Oireachtas Joint and Select Committees

Thursday, 13 January 2022

Joint Oireachtas Committee on Climate Action

Carbon Budgets: Discussion (Resumed)

Mr. Oisín Coghlan:

For clarity, first of all, the 7% average is what is required to hit the Government and climate law target of a 51% reduction by 2030.

For clarity, purely mathematically, that is not our fair share of a Paris Agreement-aligned just transition climate carbon budget. Perhaps we should be doing 11% per year at this point in order to do that. There are various ways of calculating it. If we take into account issues such as just transition and fairness, and the effort required to get action going and emissions reductions, I am not sure that we can achieve much more than 51% by 2030. That is nine years away. It takes time, and this is not about delaying action. It is absolutely about early action. As I said earlier, every time the State faces a choice at local and national level between options that may reduce emissions or may not reduce emissions, we must choose the option that reduces emissions. We have no more time to waste.
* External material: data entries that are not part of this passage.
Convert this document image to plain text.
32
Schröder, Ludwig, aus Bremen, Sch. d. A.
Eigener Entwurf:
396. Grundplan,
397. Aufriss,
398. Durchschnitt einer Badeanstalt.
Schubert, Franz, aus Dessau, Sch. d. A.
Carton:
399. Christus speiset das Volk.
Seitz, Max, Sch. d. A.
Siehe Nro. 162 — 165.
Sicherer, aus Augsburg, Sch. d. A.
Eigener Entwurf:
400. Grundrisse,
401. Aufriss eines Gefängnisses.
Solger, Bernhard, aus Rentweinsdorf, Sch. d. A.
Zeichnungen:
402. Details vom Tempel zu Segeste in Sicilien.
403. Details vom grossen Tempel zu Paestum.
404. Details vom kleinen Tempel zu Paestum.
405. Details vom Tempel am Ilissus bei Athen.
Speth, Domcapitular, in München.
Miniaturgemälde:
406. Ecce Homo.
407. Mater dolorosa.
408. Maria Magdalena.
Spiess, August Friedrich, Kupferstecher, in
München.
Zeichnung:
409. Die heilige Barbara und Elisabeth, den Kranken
Even if we do all of that, it is hard to see us reducing emissions by more than 50% by 2030. That is a doubling of the rate of reduction compared to the 2019 climate action plan proposals, which is less than three years ago. I do not believe that any more is practicably possible, or politically possible, or possible with regard to a just transition. If we are saying that we are to get to 80% or 70% by 2030 and 60% by 2026, we must ask if it possible to do that in a way that does not massively impact on the poor and the vulnerable in Ireland, or on sectors in the context of shutting stuff down. The 50% reduction by 2030 is probably all that is possible, but we need to acknowledge that it is not our fair share. Many of the models around fair share date back ten or 15 years. This is the typical Irish directions of "I would not start from here." We have lost a decade that we should not have lost. Many of the models of fair share, even going back 15 years, said that there was always going to have to be an element of climate finance also, and we are not giving a fair share of climate finance. That is particularly necessary if we are not able to do our immediate fair share of emissions reductions right now.